コンサルタントの視点から:「変異型コロナの院内感染に備えよう」
インド型といわれる変異株が猛威を振るい、新型コロナウイルス感染症の感染者数が急増している。政府は東京、埼玉、千葉、神奈川、大阪、沖縄の緊急事態宣言の期限を9月12日まで延長し、茨城、栃木、群馬、静岡、京都、兵庫、福岡を追加、さらに、北海道、宮城、岐阜、愛知、三重、滋賀、岡山、広島の8道県を追加し、高知、佐賀、長崎、宮崎の4県にまん延防止等重点措置の追加適用を決定した。全都道府県に拡大する勢いだが、それだけ感染力が強く危険な疾患であり、医療機関が危機的な状態にあるということだろう。
そのなかで、医療従事者へのワクチン接種は一巡し、歯科医院でも二度目のワクチン接種を終えたようだ。しかし最近は、2回目のワクチン接種終了14日以上経過した後に感染が確認される「ブレークスルー感染」という言葉を耳にするようになった。また、ワクチンを接種した人には抗体ができるため、症状が出ない、あるいは軽いため、感染したことに気付かず、抗体のない人に感染させ発症させるリスクも指摘されている。
実は、地方にある弊社のクライアント医院でこれを実証する院内感染が発生した。2回のワクチン接種を終えていた歯科医師が感染し、さらに感染した歯科医師から患者さんへの二次感染も発生してしまったのだ。原因は、ランチミーティングで食事を取りながら会議をしたことである。全員がワクチン2回接種後二週間以上経過していたのだが、前日にワクチン1回目を接種し、軽く発熱していたスタッフを副反応と考えて参加させた。ところがそのスタッフは2日前に東京に遊びに行き新型コロナに感染していたのだ。そして、ランチミーティング参加者の全員が濃厚接触者となり、診療ができなくなった。さらに、感染したスタッフの両隣で食事をしていた歯科医師が陽性となってしまった。陽性となった歯科医師は、午後から通常通り診療を行ったが、小さなお子さんに対して怖がらせないよう数十秒間マスクを外して問診した。その結果、そのお子さんとお母さんが感染し、ご主人が濃厚接触者となって会社を二週間休業することになり、大きなクレームになってしまった。

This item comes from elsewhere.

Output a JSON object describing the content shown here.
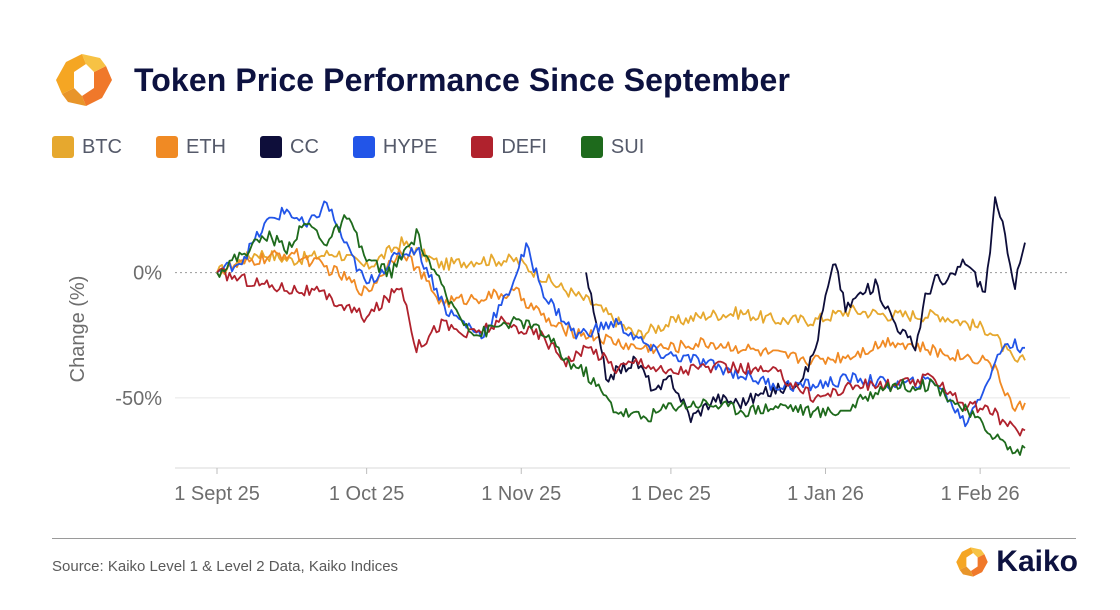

この事例を踏まえて、あらためて院内の感染対策を見直していただきたい。具体的には「3密」の回避、マスク着用、手洗いや手指消毒用アルコールによる消毒の励行などこれまでの感染対策に加えて、院内では次の表の院内感染対策のポイントを徹底していただきたい。
【院内感染対策のポイント】 ①昼食をとりながらの会議は行なわない。 ②患者の前では絶対にマスクを外さない。 ③昼食は、個食黙食を守る。 ④ワクチン2回接種のスタッフ同士でもマスクなしで会話しない。 |
また、アメリカ疾病予防管理センター(CDC)は8月24日、ワクチンを接種していない人は、ワクチン接種を完了している人に比べて、新型コロナウイルス感染症(COVID-19)で入院する可能性が29倍高いと報告した。ワクチン未接種者は、感染リスクが高いだけでなく、重症化リスクも高いまま放置されているわけである。考えていただきたい。大部分の既接種者に少数の未接種者が混じっている場合、院内感染のリスクが生じてしまう。また未接種者がどこかで感染し、最初の2日間に気づかないまま出勤すると、医師やスタッフの多くが濃厚接触者となり、医院が休診に追い込まれるリスクもゼロではない。さらに、患者さんへの二次感染を起こしてしまう危険もあるのだ。歯科医院は多くの患者さんの診療を継続する社会的責任を負っている。ワクチン接種は自由意志とされているが、それは一般の企業や学校でのことである。ワクチンを接種していない医療従事者は、患者と自分、そして医院と歯科医師や他のスタッフの生活を守るために、早期に接種を終えていただきたい。医院としても、ワクチン未接種者が感染しないように、会議や行事への参加を制限するなどの対策を取る必要があるだろう。